The firm paid her £500 for the manuscript. The contract is housed at the University of Virginia Library. Her fourth and most popular novel, The Mysteries of Udolpho follows the fortunes of Emily St. Aubert, who suffers, among other misadventures, the death of her father, supernatural terrors in a gloomy castle and the machinations of an Italian brigand.
Often cited as the archetypal Gothic novel, The Mysteries of Udolpho, along with Radcliffe's novel The Romance of the Forest, plays a prominent role in Jane Austen's novel Northanger Abbey, in which an impressionable young woman, after reading Radcliffe's novel, comes to see her friends and acquaintances as Gothic villains and victims with amusing results.
The Mysteries of Udolpho is a quintessential Gothic romance, replete with incidents of physical and psychological terror; remote, crumbling castles; seemingly supernatural events; a brooding, scheming villain; and a persecuted heroine. Modern editors point out that only about one-third of the novel is set in the eponymous Gothic castle, and that the tone and style vary markedly between sections of the work.
Radcliffe also added extensive descriptions of exotic landscapes in the Pyrenees and Apennines, and of Venice, none of which she visited and for details of which she relied on contemporary travel books, leading to the introduction of several anachronisms.
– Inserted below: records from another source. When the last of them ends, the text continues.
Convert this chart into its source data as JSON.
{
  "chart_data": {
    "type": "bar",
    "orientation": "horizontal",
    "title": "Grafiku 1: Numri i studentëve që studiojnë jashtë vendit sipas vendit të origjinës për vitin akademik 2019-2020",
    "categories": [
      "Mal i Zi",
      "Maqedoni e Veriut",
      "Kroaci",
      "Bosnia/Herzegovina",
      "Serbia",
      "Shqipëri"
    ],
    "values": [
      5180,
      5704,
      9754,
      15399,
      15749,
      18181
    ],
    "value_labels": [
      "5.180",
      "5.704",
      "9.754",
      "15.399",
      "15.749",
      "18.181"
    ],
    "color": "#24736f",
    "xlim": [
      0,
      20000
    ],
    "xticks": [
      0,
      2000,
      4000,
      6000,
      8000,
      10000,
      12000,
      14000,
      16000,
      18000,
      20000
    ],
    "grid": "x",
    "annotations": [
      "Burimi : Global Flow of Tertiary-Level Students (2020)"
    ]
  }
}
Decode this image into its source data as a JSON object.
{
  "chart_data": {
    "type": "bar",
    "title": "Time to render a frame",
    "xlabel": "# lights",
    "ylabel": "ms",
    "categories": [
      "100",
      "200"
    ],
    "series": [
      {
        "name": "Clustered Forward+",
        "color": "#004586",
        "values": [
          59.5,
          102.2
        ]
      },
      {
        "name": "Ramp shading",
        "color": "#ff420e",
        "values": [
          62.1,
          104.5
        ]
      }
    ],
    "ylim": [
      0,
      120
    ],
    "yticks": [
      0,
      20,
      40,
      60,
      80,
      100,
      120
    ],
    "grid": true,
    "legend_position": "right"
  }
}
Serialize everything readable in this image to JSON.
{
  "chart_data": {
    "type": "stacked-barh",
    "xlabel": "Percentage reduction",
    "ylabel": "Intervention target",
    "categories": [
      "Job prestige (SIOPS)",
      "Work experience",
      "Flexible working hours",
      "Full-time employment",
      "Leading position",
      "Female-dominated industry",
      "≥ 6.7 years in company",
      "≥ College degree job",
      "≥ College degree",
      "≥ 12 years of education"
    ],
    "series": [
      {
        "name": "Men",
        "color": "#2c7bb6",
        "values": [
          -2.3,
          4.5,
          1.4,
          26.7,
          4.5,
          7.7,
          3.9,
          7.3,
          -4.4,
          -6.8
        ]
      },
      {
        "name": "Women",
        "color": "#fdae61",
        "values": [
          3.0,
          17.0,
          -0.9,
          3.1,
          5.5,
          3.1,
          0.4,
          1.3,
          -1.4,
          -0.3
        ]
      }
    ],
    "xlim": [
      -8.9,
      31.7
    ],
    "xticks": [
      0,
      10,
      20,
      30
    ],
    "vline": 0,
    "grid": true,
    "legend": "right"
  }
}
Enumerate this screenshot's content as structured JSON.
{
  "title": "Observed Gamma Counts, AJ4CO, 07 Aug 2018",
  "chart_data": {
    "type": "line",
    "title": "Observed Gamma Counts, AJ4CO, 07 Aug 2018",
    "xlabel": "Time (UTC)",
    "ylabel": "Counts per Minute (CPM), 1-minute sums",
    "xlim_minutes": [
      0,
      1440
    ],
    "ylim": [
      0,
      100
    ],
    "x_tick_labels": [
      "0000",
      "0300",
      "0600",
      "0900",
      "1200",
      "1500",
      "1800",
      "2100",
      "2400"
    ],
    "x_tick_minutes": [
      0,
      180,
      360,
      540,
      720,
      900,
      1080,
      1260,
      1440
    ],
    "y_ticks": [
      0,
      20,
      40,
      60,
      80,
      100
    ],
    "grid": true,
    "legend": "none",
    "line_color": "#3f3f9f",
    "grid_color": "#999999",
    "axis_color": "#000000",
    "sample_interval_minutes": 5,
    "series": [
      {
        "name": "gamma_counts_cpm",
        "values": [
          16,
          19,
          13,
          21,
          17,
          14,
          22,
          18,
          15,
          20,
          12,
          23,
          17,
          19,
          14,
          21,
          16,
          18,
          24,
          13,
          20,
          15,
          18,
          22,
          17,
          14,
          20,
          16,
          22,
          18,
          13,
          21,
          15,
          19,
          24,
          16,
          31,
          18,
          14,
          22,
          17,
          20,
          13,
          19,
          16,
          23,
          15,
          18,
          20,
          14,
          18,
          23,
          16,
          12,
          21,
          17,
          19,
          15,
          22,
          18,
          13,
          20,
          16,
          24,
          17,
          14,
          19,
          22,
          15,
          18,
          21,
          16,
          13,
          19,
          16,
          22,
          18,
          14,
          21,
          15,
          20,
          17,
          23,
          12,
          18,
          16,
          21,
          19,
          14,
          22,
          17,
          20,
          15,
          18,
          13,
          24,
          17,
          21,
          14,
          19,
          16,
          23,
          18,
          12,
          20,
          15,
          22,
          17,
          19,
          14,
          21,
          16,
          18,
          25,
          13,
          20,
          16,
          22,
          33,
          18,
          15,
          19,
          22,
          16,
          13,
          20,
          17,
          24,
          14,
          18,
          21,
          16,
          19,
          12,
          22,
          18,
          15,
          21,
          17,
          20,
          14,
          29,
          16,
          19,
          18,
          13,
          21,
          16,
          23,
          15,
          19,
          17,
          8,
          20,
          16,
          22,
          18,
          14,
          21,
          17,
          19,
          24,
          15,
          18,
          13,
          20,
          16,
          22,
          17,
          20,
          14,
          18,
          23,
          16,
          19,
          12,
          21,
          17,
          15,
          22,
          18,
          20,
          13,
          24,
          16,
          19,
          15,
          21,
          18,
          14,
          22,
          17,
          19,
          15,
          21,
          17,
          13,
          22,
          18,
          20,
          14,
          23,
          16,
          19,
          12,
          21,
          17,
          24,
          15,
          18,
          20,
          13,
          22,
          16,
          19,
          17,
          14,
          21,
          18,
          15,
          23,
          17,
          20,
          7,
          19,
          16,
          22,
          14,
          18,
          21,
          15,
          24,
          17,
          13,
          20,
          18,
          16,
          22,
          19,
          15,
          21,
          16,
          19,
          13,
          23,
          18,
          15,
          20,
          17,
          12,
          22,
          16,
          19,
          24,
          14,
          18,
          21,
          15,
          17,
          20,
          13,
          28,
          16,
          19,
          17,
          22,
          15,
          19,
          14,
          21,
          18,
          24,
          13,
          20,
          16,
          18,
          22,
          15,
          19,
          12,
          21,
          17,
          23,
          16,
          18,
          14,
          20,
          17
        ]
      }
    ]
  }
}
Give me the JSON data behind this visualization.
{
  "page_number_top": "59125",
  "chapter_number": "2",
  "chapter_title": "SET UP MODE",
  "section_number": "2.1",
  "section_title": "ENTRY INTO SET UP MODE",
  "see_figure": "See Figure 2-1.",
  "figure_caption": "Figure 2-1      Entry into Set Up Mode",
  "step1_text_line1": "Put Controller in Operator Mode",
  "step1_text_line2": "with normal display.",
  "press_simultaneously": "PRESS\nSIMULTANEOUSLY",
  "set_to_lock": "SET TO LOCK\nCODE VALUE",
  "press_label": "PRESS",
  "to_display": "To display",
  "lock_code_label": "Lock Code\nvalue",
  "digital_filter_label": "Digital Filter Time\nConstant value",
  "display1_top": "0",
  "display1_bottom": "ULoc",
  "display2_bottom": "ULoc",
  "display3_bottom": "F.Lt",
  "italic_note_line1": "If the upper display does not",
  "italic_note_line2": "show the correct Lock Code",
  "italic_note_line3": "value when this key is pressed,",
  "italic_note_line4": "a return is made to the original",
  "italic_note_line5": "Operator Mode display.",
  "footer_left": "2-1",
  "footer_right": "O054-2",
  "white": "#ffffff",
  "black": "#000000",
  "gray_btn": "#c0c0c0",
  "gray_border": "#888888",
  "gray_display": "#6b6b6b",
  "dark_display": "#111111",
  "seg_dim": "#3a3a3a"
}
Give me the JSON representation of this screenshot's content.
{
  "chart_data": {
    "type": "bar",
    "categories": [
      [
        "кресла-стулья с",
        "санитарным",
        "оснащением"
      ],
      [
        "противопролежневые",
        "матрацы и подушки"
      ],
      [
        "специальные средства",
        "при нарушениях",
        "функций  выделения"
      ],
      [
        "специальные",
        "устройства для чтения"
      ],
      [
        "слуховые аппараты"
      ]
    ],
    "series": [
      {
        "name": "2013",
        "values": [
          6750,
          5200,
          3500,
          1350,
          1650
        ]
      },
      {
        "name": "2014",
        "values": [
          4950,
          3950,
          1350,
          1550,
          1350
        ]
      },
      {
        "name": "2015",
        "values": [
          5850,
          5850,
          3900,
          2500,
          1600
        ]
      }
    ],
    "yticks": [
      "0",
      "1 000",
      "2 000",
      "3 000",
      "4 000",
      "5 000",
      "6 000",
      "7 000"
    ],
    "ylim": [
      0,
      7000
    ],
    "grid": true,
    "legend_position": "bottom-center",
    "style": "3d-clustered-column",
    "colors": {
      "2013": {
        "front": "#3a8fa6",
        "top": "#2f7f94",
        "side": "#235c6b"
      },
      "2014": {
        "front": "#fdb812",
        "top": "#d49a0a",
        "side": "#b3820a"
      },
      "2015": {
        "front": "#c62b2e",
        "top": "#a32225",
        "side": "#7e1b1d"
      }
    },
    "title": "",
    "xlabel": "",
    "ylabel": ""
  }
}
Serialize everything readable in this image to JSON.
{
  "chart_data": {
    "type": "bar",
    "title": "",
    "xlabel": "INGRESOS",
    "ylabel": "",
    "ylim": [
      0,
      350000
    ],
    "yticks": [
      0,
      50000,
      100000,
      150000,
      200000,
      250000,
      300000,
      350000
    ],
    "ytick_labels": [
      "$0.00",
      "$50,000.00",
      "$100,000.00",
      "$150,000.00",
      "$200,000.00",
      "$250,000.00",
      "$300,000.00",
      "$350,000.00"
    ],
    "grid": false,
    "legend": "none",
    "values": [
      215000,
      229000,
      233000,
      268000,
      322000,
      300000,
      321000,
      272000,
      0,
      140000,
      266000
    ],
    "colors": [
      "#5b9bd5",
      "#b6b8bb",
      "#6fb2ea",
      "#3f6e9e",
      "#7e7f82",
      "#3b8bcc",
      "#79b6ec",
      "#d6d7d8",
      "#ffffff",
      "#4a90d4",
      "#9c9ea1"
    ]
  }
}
Set in 1584 in southern France and northern Italy, the novel focuses on the plight of Emily St. Aubert, a young French woman who is orphaned after the death of her father. Emily suffers imprisonment in the castle Udolpho at the hands of Signor Montoni, an Italian brigand who has married her aunt and guardian Madame Cheron. Emily's romance with the dashing Valancourt is frustrated by Montoni and others. Emily also investigates the mysterious relationship between her father and the Marchioness de Villeroi, and its connection to the castle at Udolpho.